Derum motor Ellie berhenti di depan sebuah cafe kecil yang cukup riuh. Warna pastel mendominasi dinding dan tiap hiasan yang ada. Nina bergidik menatapnya.

"El, kataku—"

"Ayo kita masuk!" Ellie menarik lengan Nina, membuka pintu kaca tepat ketika rintik hujan mulai terdengar. Gadis kita menoleh ke belakang, ke arah jalan yang padat akan mobil dan pemotor yang berhenti sementara untuk mengenakan jas hujan. "Nin, itu di pojok ada tempat kosong! Yuk, yuk, yuk!"

Lusinan pasang mata menatap ke arah mereka. Nina menundukkan kepalanya. Kakinya mengekori tiap langkah tungkai jenjang Ellie. Tahu-tahu saja Ellie sudah menarik salah satu kursi.

"Silakan, Tuan Putri." Gadis itu mengedipkan sebelah matanya.

"... Terima kasih." Nina mencengkeram punggung kursi itu, mendudukinya dengan pandangan tertuju pada vas bunga kecil di tengaj meja. "... Emang kamu percaya sama yang namanya 'cinta pertama'?"

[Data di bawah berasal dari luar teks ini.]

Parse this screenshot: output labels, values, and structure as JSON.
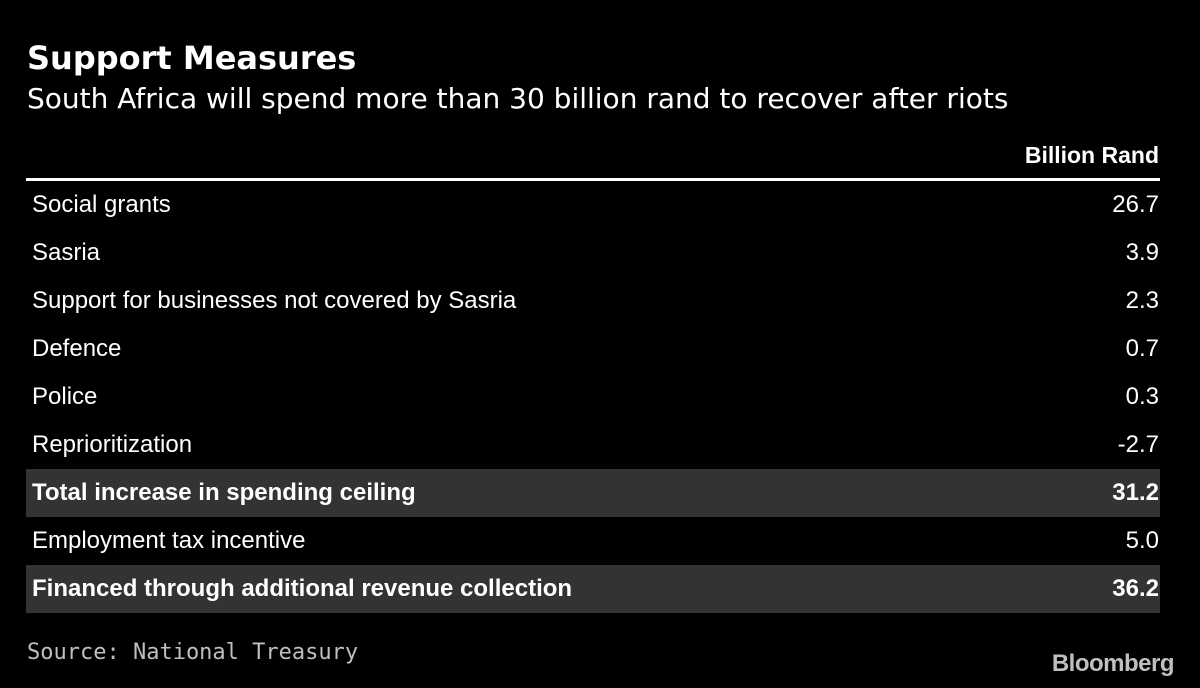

"Huh, tumben kamu ngomongin hal kayak gitu duluan." Ellie yang kini telah duduk di hadapannya bertopang dagu. "Menurut kamu gimana?"

"Yah," Nina mendongakkan wajah, menyadari mereka berada di bagian terdalam cafe sehingga ia tak dapat melihat suasana luar, "there's always a first time for everything."

"Have you?" Sudut bibir Ellie menukik.

Nina mencebik. Sebelah tangannya menopang dagu, mengikuti gerak tubuh Ellie. "... Cinta pertama tuh kalau dulu pas masih kecil biasanya dibarengin, apa namanya, cinta pada pandangan pertama gak sih?"

Gadis yang ditanya berdengung lama. "Maybe."

"Waktu itu aku pernah denger kalau cinta pada pandangan pertama itu bukan cinta, itu nafsu." Nina tersenyum tipis.

"Ah, Nina." Ellie tertawa kecil. "Justru cinta yang bikin seseorang bernafsu, bukan?"

Tangan kanannya gadis bersurai karamel itu diangkat, hendak menarik perhatian salah satu pelayan yang berlalu-lalang. Nina menghempaskan tubuhnya ke punggung kursi. "Entah," jawab gadis berkacamata itu sekenanya, membuat senyum sahabatnya melebar.

"What do you know about first love anyway?" Ellie menatapnya skeptis.

"I don't need to know anything about it." Gadis kita membuang muka, sekali lagi mengundang tawa dari temannya.

"Kamu tuh selalu gitu, deh. Apatis. Hidup tuh dirasain, dinikmatin!" Ellie akhirnya menyerah, ia kembali menurunkan tangannya. "Anjir pegel, rame banget sih ...."

"Orang-orang tuh," Nina kembali mencondongkan tubuhnya ke depan, "pengennya first love mereka tuh last love mereka juga gak sih?"

"Aww, so you're that kind of gal?" Ellie menyilangkan kedua tangannya di depan dada. "Trust me, nine out of ten men you'll find won't fulfill that criteria."

"Well, I understand your point of view, but—"

"But," Ellie berdeham, "I hope you'll find your first love ASAP, tho."

Nina mendengkus. Belum sempat ia membalas, seorang pemuda menghampiri meja mereka.

"Maaf lama." Lengan pemuda itu menjulur ke depan, meletakkan dua buku menu kala pipi Nina bersemburat merah akan aroma musk-nya. "Pesan apa?"

Ellie memberikan pemuda itu seulas senyum manis. "Ada rekomendasi?"

Nina menarik kerah turtleneck-nya, menutup pipinya yang menghangat.

Yah, kalau tingkahnya masih seperti ini pada tiap lelaki yang ka temui, mana mungkin ia bisa punya seseorang untuk diajak berkencan.